Inflation Expectations Remain Tame, Despite Uncertainty
Market-based expectations appear tame. One-year inflation swaps hover around 3.1%, inflated by tariff effects, while the nine-year-ahead average sits near 2.4% (1-year/9-year) —roughly in line with the Fed’s target when adjusted for the CPI-PCE gap (usually about 30 – 40 bps).
Survey data are less settled. The University of Michigan survey shows widening partisan splits, with independents still expecting 3.7% inflation over five years—higher than in mid-2022 when inflation peaked. The New York Fed survey is milder, with one-year expectations at 3.4% and three-year at 3.1% – not too far above what we saw in 2015-2018.

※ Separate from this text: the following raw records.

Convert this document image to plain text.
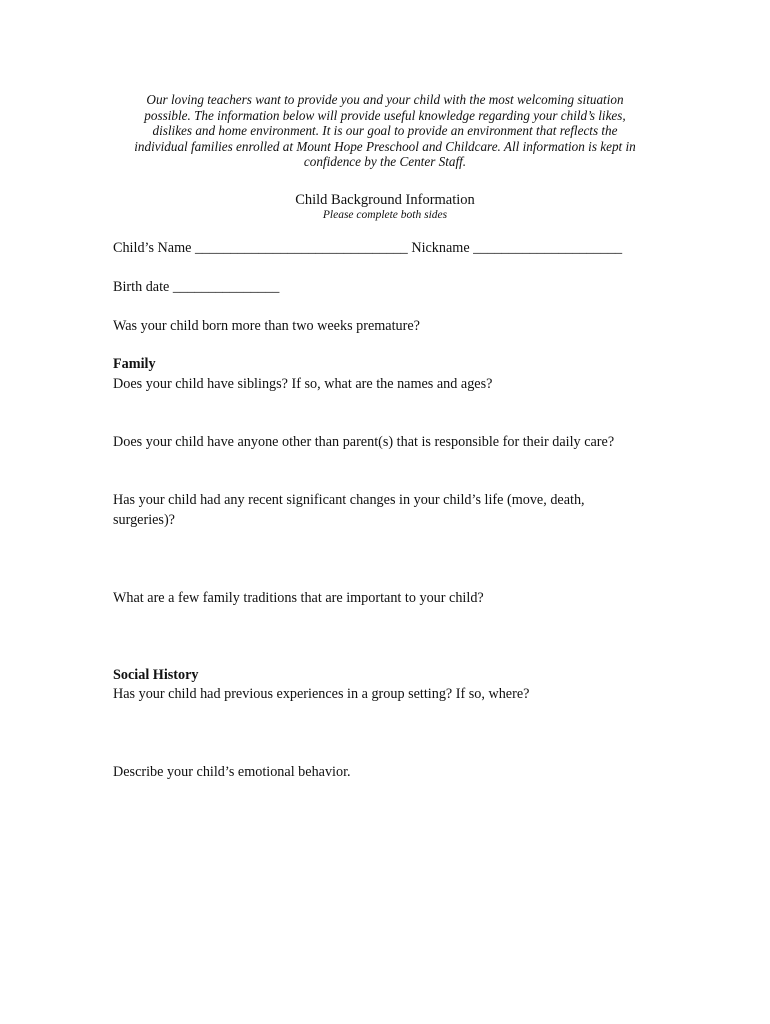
Our loving teachers want to provide you and your child with the most welcoming situation
possible. The information below will provide useful knowledge regarding your child’s likes,
dislikes and home environment. It is our goal to provide an environment that reflects the
individual families enrolled at Mount Hope Preschool and Childcare. All information is kept in
confidence by the Center Staff.
Child Background Information
Please complete both sides
Child’s Name ______________________________ Nickname _____________________
Birth date _______________
Was your child born more than two weeks premature?
Family
Does your child have siblings? If so, what are the names and ages?
Does your child have anyone other than parent(s) that is responsible for their daily care?
Has your child had any recent significant changes in your child’s life (move, death,
surgeries)?
What are a few family traditions that are important to your child?
Social History
Has your child had previous experiences in a group setting? If so, where?
Describe your child’s emotional behavior.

Taken together, inflation expectations are stable. But there’s still a lot of uncertainty, and I don’t think these expectations reflect tail risks. Inflation remains above target, but there are opposing forces on inflation: shelter costs are easing while food and electricity stay high. Rate cuts could spark a mild re-inflationary boom, especially if tariffs and reshoring persist. Deglobalization and geopolitical frictions—U.S.-China tensions, tariff wars—add chronic cost pressure, and goods inflation may not be “transitory”. I’m not saying inflation is going to surge, rather it’s a very messy outlook.
What’s The “Message of the Market” From Gold?
If official inflation gauges look contained, what is gold signaling? Possibly that investors distrust them. Gold may be front-running a period of low real yields—either from easier Fed policy or from fiscal and political constraints that discourage tightening.
One interesting counter-factual here is to think about what could cause gold prices to get crushed and stay down?
History provides a benchmark: in 1980-81, Paul Volcker crushed inflation with rates near 20% – not only did he push the economy into a recession, but gold prices fell 33% in 1981 and saw a 65% drawdown from peak levels in January 1980 to the bottom in June 1982.
Today’s Fed is doing the opposite. At Jackson Hole on August 22, 2025, Powell emphasized prioritizing jobs over inflation—a dovish tilt reinforced in subsequent meetings. Not coincidentally, gold’s latest leg higher began that week.
As I mentioned above, the inflation outlook is messy. In such an environment, the Fed’s shift toward labor-market protection implies structurally lower real rates, a key tailwind for gold. Momentum, central-bank diversification, Asian household demand, and debasement fears all reinforce the rally, but the unifying thread is that real yields are falling while trust in fiat stability erodes.
What Could End the Rally?
A sharp policy reversal—an explicit Volcker-style tightening—could crush gold. Absent that, the setup remains favorable. With global growth uneven, the Fed dovish, and fiscal deficits entrenched, the opportunity cost of holding gold is minimal.
In other words, gold’s rise is less about imminent inflation than about a loss of confidence in nominal anchors—currencies, central banks, and policy discipline. Unless those anchors are restored, investors may continue to treat gold not just as a crisis hedge but as a currency alternative in a world of perpetual stimulus and strategic uncertainty.